Последняя фраза была произнесена весьма многозначительно, однако ничего не говорила Флейм.
– Мне следует знать это имя?
– Он был вашим прадедом. – Она потягивала чай, поглядывая на Флейм поверх золотой каемки на чашке. – Вы, верно, незнакомы с историей семьи своего отца?
– Не слишком, – призналась Флейм, задумчиво нахмурившись. – Из всех рассказов отца о деде я помню лишь то, что он приехал в Сан-Франциско в конце прошлого века и без памяти влюбился в Хелен Флеминг, происходившую из семьи одного из отцов-основателей города. Через три месяца они поженились. А больше… – Флейм пожала плечами, тем самым признавая свою неосведомленность, и откинулась на пышную белую диванную подушку, подобрав под себя ногу. Несмотря на непринужденность позы, ей было не по себе. – Кое-кто из моих друзей очень увлечен поиском своих семейных корней, пытается проследить фамильную историю. Будто бы это помогает познать собственное «я». Я с этим никогда не соглашусь. По-моему, каждый человек – самостоятельная уникальная личность. Кем были мои предки и чем они занимались, не имеет никакого отношения к моему «я».

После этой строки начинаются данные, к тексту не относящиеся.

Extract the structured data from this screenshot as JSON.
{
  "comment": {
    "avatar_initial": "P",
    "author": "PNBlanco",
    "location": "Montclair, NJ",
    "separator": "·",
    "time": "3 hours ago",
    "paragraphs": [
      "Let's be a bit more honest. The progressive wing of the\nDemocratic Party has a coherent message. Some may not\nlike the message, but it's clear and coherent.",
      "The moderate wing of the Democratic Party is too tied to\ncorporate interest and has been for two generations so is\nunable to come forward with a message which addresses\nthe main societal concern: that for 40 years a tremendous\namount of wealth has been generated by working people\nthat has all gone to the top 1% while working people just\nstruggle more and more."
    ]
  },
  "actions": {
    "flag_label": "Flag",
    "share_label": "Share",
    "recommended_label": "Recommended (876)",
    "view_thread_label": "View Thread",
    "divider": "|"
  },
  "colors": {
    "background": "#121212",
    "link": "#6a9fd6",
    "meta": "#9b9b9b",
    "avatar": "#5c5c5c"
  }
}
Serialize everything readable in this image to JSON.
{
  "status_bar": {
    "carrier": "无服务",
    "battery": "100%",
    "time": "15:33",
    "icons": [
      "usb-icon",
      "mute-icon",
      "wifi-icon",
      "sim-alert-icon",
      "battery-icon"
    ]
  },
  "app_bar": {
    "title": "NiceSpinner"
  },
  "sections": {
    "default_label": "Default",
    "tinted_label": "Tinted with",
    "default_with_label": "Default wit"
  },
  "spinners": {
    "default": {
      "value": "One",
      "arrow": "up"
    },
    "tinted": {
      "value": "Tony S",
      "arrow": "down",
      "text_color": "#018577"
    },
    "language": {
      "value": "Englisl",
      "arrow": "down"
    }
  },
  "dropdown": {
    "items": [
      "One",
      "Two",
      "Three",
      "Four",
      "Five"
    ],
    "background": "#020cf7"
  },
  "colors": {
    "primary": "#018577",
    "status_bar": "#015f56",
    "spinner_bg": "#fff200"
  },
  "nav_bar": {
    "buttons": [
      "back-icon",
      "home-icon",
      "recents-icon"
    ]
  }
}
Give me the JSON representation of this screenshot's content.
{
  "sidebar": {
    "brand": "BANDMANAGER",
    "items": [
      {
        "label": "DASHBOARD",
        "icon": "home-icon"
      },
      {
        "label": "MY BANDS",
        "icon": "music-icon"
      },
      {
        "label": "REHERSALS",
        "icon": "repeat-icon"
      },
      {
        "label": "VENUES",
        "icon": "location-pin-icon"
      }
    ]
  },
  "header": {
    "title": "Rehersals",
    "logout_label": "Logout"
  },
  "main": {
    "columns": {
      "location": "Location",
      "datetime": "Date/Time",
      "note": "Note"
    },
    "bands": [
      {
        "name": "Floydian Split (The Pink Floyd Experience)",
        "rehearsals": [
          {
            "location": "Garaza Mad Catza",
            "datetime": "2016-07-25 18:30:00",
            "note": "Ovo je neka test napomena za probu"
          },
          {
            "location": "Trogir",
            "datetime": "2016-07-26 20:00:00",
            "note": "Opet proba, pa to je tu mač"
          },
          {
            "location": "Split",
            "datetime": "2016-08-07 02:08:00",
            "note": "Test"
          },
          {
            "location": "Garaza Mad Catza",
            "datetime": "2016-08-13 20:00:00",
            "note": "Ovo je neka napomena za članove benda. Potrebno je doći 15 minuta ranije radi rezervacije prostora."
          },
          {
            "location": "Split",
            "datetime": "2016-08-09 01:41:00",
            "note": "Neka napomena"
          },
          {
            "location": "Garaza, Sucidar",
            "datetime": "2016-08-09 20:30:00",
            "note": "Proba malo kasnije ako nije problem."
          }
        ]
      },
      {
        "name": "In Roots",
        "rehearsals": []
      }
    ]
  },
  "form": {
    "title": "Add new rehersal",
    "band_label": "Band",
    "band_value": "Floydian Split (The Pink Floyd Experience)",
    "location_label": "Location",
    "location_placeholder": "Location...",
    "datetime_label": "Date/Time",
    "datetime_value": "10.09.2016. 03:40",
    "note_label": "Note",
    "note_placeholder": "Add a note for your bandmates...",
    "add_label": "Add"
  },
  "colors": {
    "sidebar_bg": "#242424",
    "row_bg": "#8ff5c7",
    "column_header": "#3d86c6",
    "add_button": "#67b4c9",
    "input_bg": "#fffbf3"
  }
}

Однако, невзирая на это весьма пылкое отречение от прошлого, она знала, что зачастую опровергала его свой жизнью. Ее происхождение обеспечивало ей определенный престиж. И заслужила его не она, а ее предки. И хотя в глубине души она на это обстоятельство досадовала, тем не менее в полной мере им пользовалась – открывала любые двери, заводила нужные знакомства, продвигалась в карьере. Она уставилась на стынущий кофе, чувствуя, что молчание затягивается – в этот момент она не слишком-то гордилась своими достижениями.
– Простите, если я вас обидела, Хэтти. Вы, вероятно, разделяете их интерес к прошлому своей семьи, иначе не пришли бы сюда.
– Интерес, может быть, но не мотивы. Полагаю, что и подходы у нас разные. Как вы поняли, я стремилась отыскать живого потомка Кристофера. – Однако она не стала развивать эту мысль. – Поверьте, это было нелегко. Вскоре после того, как много лет тому назад Кристофер Морган покинул Морганс-Уок и уехал на Запад, семья потеряла с ним связь. Мы не можем быть до конца уверены даже в том, что он сохранил фамилию Морган.
Флейм нахмурилась.
– А почему, собственно?
– Кто знает? – Эти острые глаза неотрывно следили за лицом Флейм, завораживая ее светившимся в них огнем. – Среди уезжающих на Запад было много таких, кто менял фамилию и начинал жизнь заново. Зачастую таким образом люди стремились скрыть свое преступное прошлое, а иногда это служило лишь символом обновления.
Флейм их понимала. После развода она решила оставить фамилию мужа, создавая иллюзию, что отныне не принадлежит к роду Морганов.
Но все знали, каких она кровей.
– Расскажите мне о себе, – попросила Хэтти. – Насколько я понимаю, вы работаете.
– Да. Я вице-президент и распорядитель финансов городского филиала национального рекламного агентства.
– Вице-президент… Вы, должно быть, очень умны.
Умна? Или просто достаточно сообразительна, чтобы перестать наконец бороться против своей девичьей фамилии и начать пользоваться ею к своей собственной выгоде? Будучи вице-президентом, Флейм получала высокую зарплату, но этих денег не хватило бы и на половину того, что она имела. Практически всю дорогую обстановку для квартиры, как и гардероб от именитых модельеров, она приобрела у клиентов агентства, а не в розничной торговле. Нет, она пользовалась своим положением как в компании, так и в обществе для получения особых льгот. Таковы были правила игры, и она их хорошо усвоила. Иначе в большом городе сегодня не выжить.
– Это помогает заводить полезные знакомства, – отозвалась она, выразительно пожав плечами. От комплимента Хэтти ей стало немного не по себе.
– Насколько я понимаю, вы единственный ребенок в семье?
– Да.
– И оба родителя умерли?
Флейм кивнула.
– Погибли в автокатастрофе одиннадцать лет назад. Отец умер сразу же. А мама несколько дней была в коматозном состоянии, то есть без сознания. Так и умерла, не приходя в себя.
За все эти годы острое чувство утраты так и не притупилось. Даже сейчас ей не хватало родителей. Бывали моменты, когда ей казалось, что она слышит мамин смех и поддразнивающий голос отца.
Они любили ее. Не за голубую кровь или красоту, а просто так, за то, что она была самой собой. С тех пор как она их лишилась, Флейм научилась ценить этот редчайший вид любви.